Since the fifties, semiconductors have been used as energy spectrometers, mainly in unsegmented ways. With the planar technique of processing silicon sensors in unprecedented precession, strip-like segmentation has allowed precise tracking and even vertexing, culminating in the early eighties with NA11 in the tagging of heavy flavor quarks—here the c-quark. With the later miniaturization of electronics, dense detector application was made possible, and large-scale systems were established in the heart of all LEP detectors, permitting vertexing in barrel-like detectors. At the time of LEP and the TEVATRON, tasks were still bifurcated.
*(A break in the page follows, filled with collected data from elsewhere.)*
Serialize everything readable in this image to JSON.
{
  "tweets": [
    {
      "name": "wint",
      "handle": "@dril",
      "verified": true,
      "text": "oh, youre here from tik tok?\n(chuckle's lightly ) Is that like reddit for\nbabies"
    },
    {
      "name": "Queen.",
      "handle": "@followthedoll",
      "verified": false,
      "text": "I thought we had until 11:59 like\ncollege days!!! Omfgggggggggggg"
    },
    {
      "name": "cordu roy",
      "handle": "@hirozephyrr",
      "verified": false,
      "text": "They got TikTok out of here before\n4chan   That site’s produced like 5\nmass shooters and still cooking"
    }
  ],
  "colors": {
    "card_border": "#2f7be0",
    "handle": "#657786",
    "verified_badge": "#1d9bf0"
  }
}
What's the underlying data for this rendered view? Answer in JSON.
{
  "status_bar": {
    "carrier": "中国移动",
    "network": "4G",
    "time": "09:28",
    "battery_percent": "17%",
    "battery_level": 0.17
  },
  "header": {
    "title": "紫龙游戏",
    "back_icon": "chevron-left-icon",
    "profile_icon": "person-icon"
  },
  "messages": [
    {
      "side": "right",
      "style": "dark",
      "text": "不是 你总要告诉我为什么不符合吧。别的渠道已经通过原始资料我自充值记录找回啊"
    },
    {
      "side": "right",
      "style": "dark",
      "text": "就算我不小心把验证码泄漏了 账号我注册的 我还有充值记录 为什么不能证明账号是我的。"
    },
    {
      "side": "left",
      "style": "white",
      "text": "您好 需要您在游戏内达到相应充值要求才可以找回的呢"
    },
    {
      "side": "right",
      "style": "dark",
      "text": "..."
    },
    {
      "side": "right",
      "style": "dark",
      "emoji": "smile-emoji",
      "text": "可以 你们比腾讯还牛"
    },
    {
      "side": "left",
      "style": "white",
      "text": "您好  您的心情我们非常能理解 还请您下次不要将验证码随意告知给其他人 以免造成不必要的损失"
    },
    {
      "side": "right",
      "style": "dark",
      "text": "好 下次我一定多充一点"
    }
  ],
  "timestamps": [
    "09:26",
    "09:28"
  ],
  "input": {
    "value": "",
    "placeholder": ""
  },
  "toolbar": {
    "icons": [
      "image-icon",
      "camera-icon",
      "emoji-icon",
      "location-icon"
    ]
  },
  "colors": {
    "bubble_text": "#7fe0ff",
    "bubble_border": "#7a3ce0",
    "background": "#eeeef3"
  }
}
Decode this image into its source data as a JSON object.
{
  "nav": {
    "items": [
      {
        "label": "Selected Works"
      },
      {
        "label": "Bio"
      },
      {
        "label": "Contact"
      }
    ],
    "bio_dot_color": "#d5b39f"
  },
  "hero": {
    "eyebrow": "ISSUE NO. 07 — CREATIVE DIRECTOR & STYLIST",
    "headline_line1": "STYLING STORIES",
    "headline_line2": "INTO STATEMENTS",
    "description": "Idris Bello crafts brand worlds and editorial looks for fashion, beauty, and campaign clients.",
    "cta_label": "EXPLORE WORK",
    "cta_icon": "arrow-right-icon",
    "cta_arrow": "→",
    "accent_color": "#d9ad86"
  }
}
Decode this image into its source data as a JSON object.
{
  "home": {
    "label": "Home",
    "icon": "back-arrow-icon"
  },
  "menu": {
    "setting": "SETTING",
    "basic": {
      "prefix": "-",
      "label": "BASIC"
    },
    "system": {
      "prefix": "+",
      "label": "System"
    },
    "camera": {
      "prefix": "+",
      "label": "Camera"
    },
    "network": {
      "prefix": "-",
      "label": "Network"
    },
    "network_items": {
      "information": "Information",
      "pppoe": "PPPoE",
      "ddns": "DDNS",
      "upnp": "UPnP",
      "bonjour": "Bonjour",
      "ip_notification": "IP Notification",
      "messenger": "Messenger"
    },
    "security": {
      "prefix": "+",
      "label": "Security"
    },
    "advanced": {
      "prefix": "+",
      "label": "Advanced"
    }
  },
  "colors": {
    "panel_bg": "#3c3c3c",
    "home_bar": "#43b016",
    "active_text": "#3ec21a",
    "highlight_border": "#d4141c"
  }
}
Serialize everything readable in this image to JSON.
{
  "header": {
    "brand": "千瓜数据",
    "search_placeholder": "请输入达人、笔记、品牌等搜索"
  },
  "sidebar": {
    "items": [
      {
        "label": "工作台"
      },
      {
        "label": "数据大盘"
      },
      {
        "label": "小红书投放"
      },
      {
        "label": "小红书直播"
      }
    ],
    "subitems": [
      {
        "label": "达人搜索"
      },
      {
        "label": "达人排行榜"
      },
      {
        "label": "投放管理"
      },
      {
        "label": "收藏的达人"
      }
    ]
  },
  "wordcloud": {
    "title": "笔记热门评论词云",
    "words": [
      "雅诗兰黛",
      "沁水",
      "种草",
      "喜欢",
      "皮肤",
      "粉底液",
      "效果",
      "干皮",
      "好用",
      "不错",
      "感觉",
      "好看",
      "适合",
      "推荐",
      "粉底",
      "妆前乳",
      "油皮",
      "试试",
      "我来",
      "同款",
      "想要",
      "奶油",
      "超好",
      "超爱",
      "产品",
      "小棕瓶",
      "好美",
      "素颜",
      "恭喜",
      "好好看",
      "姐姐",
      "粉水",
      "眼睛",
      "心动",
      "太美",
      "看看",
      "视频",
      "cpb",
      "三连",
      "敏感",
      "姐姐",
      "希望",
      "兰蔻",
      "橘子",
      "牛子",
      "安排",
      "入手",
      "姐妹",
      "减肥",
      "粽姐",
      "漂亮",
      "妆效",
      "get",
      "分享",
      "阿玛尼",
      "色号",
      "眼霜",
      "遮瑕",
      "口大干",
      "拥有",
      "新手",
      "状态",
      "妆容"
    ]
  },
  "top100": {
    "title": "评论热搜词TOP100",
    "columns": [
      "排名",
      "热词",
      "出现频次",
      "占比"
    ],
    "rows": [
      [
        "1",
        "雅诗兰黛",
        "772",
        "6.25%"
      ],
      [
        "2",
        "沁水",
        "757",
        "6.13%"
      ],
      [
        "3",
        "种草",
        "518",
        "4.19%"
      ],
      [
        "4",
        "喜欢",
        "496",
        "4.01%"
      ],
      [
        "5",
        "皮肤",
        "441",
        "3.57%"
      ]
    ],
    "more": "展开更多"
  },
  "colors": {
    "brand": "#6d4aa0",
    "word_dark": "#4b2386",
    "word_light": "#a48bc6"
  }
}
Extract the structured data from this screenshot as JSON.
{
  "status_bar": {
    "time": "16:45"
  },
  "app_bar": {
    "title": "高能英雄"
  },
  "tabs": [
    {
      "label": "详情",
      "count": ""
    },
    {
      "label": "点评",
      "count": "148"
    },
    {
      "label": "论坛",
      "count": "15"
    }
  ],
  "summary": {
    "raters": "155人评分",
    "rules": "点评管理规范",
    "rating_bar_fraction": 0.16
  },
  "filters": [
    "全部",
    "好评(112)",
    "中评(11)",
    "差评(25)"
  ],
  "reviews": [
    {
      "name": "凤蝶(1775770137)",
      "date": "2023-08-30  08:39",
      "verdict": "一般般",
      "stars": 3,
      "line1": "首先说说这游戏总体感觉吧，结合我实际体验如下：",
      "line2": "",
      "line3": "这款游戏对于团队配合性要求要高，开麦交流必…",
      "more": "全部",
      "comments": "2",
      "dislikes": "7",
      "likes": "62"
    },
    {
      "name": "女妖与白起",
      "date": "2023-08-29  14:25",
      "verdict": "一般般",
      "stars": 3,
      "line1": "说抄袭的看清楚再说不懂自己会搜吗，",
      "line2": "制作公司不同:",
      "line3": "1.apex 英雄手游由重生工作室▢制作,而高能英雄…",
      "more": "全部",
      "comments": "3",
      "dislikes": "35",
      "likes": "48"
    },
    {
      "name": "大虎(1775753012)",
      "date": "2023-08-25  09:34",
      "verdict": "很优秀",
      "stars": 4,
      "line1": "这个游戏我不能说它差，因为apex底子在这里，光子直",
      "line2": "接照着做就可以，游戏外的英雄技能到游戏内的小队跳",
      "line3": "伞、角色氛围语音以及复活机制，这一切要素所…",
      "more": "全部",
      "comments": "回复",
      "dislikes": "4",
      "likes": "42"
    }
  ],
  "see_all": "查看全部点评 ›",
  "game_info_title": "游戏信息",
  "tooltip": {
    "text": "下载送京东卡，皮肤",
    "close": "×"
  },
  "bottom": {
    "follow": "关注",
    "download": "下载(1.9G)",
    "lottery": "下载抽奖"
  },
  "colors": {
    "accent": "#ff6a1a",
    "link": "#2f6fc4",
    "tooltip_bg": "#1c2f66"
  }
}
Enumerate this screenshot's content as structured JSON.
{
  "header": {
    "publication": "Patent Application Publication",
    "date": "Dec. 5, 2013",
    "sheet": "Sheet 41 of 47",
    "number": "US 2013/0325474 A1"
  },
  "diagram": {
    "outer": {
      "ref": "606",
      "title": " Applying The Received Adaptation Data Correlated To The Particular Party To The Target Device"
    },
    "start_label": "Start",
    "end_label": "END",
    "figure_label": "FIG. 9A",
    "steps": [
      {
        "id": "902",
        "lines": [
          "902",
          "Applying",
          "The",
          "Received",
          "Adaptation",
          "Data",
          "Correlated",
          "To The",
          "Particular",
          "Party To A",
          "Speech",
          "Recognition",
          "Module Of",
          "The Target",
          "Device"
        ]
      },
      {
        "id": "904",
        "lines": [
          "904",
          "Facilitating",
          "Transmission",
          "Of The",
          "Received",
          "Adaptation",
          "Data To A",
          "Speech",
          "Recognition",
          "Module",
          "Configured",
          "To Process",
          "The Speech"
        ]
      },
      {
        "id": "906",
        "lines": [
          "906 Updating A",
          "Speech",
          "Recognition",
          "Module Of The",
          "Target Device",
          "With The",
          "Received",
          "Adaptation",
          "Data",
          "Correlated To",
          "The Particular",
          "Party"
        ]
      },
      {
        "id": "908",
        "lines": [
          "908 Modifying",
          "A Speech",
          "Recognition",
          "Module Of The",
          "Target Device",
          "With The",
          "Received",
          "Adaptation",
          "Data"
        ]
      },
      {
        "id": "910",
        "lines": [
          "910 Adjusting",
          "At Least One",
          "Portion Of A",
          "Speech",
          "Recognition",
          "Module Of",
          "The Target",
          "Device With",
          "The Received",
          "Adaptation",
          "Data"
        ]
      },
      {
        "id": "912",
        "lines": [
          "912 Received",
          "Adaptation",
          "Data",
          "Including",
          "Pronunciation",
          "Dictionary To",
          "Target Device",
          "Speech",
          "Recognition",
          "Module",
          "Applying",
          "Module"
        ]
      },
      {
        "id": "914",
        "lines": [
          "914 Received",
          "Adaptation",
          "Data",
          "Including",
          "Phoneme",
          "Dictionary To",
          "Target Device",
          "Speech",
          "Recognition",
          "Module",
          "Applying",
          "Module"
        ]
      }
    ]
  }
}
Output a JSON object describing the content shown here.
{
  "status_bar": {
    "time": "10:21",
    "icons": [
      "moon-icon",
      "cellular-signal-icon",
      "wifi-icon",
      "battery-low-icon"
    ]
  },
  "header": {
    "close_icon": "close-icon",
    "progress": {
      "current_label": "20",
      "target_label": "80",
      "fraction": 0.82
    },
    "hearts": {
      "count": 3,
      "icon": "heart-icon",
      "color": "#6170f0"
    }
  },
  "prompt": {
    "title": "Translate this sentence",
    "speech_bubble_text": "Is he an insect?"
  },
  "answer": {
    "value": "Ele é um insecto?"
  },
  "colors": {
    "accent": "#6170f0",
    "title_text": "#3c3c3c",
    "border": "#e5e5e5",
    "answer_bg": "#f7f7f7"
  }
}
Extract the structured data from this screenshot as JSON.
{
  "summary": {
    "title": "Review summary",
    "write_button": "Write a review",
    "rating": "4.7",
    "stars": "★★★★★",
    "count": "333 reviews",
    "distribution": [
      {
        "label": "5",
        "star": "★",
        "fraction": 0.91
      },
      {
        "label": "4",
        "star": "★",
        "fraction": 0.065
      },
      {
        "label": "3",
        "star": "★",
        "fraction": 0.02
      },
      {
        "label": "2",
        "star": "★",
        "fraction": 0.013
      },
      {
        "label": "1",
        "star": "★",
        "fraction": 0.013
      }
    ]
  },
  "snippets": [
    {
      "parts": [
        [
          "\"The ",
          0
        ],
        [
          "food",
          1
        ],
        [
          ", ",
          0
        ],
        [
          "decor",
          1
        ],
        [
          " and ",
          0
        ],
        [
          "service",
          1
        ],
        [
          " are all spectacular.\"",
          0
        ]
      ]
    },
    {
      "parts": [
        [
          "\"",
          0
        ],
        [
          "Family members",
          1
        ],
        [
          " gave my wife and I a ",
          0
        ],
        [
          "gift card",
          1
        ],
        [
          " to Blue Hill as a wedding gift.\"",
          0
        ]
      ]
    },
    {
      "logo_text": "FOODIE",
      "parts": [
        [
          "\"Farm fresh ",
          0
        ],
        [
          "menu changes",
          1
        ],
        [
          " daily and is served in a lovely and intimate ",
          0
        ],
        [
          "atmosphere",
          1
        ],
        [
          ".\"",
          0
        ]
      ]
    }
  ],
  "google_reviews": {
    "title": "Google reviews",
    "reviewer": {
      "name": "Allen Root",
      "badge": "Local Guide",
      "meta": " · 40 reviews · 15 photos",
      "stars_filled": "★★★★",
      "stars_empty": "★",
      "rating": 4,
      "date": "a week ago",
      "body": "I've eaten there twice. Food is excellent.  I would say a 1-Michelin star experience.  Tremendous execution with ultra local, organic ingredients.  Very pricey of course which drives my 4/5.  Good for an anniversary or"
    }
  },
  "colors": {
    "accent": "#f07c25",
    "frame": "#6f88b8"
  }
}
Small silicon detectors (up to three layers) did the vertexing and further out, gaseous detectors (e.g., drift chambers or time-projection chambers) with larger lever arms did the tracking. In RUN II of the CDF detector, larger silicon tracking devices, still complemented by a huge drift chamber, began to use a stand-alone tracking. At the LHC, ATLAS and CMS bifurcate in a slightly different way. Silicon pixel detectors are responsible for the vertexing, and large volume silicon strip detectors (up to 14 layers) are the main tracking devices. Silicon tracking systems are a fundamental part of modern multipurpose high-energy physics experiments. Despite the vertexing and thus the heavy quark tagging, silicon tracking detectors in combination with a strong B-field deliver the most accurate momentum measurement, and for a large range, also the best energy measurement. In this paper, the functionality of pixel and strip sensors will be introduced, and historical examples will be given to highlight the different implementations of the past 30 years.